In your graph is it the issuance or the assets which are global?

Anonymous said...

asteve,

The source for the graph is dealogic. The data was also presented in the BoE's recent financial stability report.

Alice

Anonymous said...

asteve,

just noticed your other question. The data is quarterly, and the last datapoint is December 31.

It is quarterly global issuance of asset backed securities.

Glad you liked the chart. It is quite shocking really.

Alice

Anonymous said...

So this is what they mean by the credit crunch.

Anonymous said...

Thanks, Alice... I think I should probably read the "Financial Stability Report" ;)

Establishing that European securitisations are declining as fast as elsewhere would, I think, prove that this is not an "American problem" entirely conclusively.

powerman said...

Anybody got further predictions about the peak-to-trough fall we expect to see as this bubble pops ?

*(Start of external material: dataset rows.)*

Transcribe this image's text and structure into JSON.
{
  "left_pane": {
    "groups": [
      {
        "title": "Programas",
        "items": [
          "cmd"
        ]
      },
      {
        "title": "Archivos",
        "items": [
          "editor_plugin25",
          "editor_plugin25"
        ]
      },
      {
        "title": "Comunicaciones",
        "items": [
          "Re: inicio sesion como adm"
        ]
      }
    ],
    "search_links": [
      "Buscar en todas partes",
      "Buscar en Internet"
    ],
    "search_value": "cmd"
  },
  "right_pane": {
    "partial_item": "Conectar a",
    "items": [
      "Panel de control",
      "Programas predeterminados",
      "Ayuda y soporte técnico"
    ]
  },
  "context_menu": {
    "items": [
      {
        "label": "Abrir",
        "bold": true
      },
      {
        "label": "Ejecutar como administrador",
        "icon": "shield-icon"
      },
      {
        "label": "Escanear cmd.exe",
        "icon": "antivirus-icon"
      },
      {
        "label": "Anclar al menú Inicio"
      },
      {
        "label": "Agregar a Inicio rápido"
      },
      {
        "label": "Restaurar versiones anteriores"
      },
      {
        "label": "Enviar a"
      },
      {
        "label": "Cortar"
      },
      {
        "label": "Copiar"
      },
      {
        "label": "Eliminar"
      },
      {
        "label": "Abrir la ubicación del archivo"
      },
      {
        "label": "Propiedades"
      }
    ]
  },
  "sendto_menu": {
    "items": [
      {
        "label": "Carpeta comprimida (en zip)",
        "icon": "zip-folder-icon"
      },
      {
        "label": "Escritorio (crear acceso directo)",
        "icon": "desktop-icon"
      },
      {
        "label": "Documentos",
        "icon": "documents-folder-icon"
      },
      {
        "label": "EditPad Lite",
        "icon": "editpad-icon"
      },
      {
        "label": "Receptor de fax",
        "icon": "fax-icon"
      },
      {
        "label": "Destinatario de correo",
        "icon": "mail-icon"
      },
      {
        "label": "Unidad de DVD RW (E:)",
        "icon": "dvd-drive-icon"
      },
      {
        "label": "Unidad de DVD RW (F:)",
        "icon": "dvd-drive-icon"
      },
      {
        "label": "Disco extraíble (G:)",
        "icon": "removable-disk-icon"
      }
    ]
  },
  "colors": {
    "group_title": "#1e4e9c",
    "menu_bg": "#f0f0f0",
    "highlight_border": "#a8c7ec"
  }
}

Looking at this I'm more inclined to think it will be about 50% in real terms.

Anonymous said...

Very well presented chart.

Have you run a chart of the City's headcount increases since 2002? I heard it's been about 12% a year. Whatever it was, I think we are headed back to the 2002 headcount.

All those extra jobs came from worthless transaction based activities, of which you chart the MBS bubble beautifully.

The hard truth is the real economy only needs a certain level of financial services and the headcount needed to supply it is much lower than where it is right now.

Add in the coming collapse of the mutual fund business and I think we have a long way to go for City redundancies.

It's a very bad time to be graduating university with a Finance degree. My company already has an unofficial hiring freeze and it's much less affected that the IBs. It's like the 2001 hiring freezes all over again.

I'm still betting Merrill, Morgan Stanley and Lehman's go bust. Citigroup breaks into tiny pieces and JPMorgan may well implode but it's hard to see how badly the CDS explosion will hit it. An absolute ton of small service providers to the strucutured finance world are already collapsing.